His national team are preparing for the final 2014 World Cup qualifier against Croatia on Tuesday, but Strachan put out a rallying call to all Scots.
"We need to do something ourselves; stop feeling sorry for ourselves in Scotland," he told BBC Radio Scotland.
"Don't go to snooker halls or watch the telly. Practise longer. If you do that you will become a better player."
Strachan has won two of his five competitive games as Scotland boss after succeeding Craig Levein in February.
Their hopes of qualifying for Brazil in 2014 were extinguished in March but Strachan, capped 50 times for Scotland as a player, wants to end this campaign on a high - especially as they have not had a home win in Group A.
Addressing the wider issue of the quality at his disposal as he looks ahead to the European Championship qualification draw for France 2016, Strachan emphasised the importance of young Scottish players aiming to be the best they possibly can.
"Work harder, just work harder to be a better player," he told BBC Radio Scotland's Sportsound programme.
"Discipline yourself to be a better player. Do more hours with the ball to be a better player.
"Put more hours in - don't sit back and moan and groan about foreign players.

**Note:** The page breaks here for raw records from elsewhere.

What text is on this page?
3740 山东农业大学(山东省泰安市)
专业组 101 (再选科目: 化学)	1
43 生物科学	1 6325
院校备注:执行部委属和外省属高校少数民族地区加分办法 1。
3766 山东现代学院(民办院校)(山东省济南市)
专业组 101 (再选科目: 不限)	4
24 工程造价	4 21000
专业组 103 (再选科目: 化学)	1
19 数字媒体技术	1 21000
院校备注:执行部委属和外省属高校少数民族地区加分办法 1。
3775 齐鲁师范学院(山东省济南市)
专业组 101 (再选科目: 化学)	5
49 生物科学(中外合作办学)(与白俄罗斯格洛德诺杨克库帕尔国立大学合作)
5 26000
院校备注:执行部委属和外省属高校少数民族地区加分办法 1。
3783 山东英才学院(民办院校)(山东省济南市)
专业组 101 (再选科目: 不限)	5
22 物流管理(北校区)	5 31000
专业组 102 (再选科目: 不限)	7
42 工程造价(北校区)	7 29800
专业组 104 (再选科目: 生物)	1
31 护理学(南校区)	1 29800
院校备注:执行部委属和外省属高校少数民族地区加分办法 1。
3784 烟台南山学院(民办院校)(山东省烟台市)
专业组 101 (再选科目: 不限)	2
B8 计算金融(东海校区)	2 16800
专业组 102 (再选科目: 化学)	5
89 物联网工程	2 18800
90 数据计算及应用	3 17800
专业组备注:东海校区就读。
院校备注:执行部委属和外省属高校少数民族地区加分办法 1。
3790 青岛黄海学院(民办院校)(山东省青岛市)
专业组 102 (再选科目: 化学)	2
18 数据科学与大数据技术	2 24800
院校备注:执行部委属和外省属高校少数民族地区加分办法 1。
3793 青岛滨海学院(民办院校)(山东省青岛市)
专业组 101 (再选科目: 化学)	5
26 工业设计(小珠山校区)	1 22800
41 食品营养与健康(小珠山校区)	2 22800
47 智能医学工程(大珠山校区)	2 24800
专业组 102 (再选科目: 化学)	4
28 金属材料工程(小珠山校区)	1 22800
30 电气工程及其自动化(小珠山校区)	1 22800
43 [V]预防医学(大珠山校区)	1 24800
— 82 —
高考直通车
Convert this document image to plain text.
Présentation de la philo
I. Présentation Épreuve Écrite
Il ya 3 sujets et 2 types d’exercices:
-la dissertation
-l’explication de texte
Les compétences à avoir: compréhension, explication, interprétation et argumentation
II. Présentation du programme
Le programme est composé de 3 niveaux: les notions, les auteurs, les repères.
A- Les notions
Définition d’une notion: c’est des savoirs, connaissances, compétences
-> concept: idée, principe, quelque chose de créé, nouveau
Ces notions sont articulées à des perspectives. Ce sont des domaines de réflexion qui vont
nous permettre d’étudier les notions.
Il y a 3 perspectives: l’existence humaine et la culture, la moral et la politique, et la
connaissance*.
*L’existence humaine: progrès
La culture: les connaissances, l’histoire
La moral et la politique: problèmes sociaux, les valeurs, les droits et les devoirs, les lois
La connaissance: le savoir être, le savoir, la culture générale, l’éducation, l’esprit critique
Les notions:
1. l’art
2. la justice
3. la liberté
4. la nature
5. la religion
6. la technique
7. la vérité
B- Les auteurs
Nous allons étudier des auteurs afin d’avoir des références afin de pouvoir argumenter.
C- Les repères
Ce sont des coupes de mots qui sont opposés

"We must get better ourselves. If you work harder at the game, we'll get better. If the standard comes up, the ordinary foreign player won't be here.
"When we were at Coventry the Under 21s had to train at least three afternoons per week. Not train; train in the morning and work on your technique in the afternoon."
The former Celtic manager also lamented the "economics" that mean Scotland's top-flight clubs are not able to hold on to their best players.
"I was speaking to Walter [Smith] three or four years ago and I think there were at least 70 players in the [English] Championship who were at a Scottish Premiership club previous to that," Strachan said.
"And they only moved there because the wages were being quadrupled.
"Imagine if you'd kept those 70 or 80 players in Scotland because the wages were decent - the quality would be far better."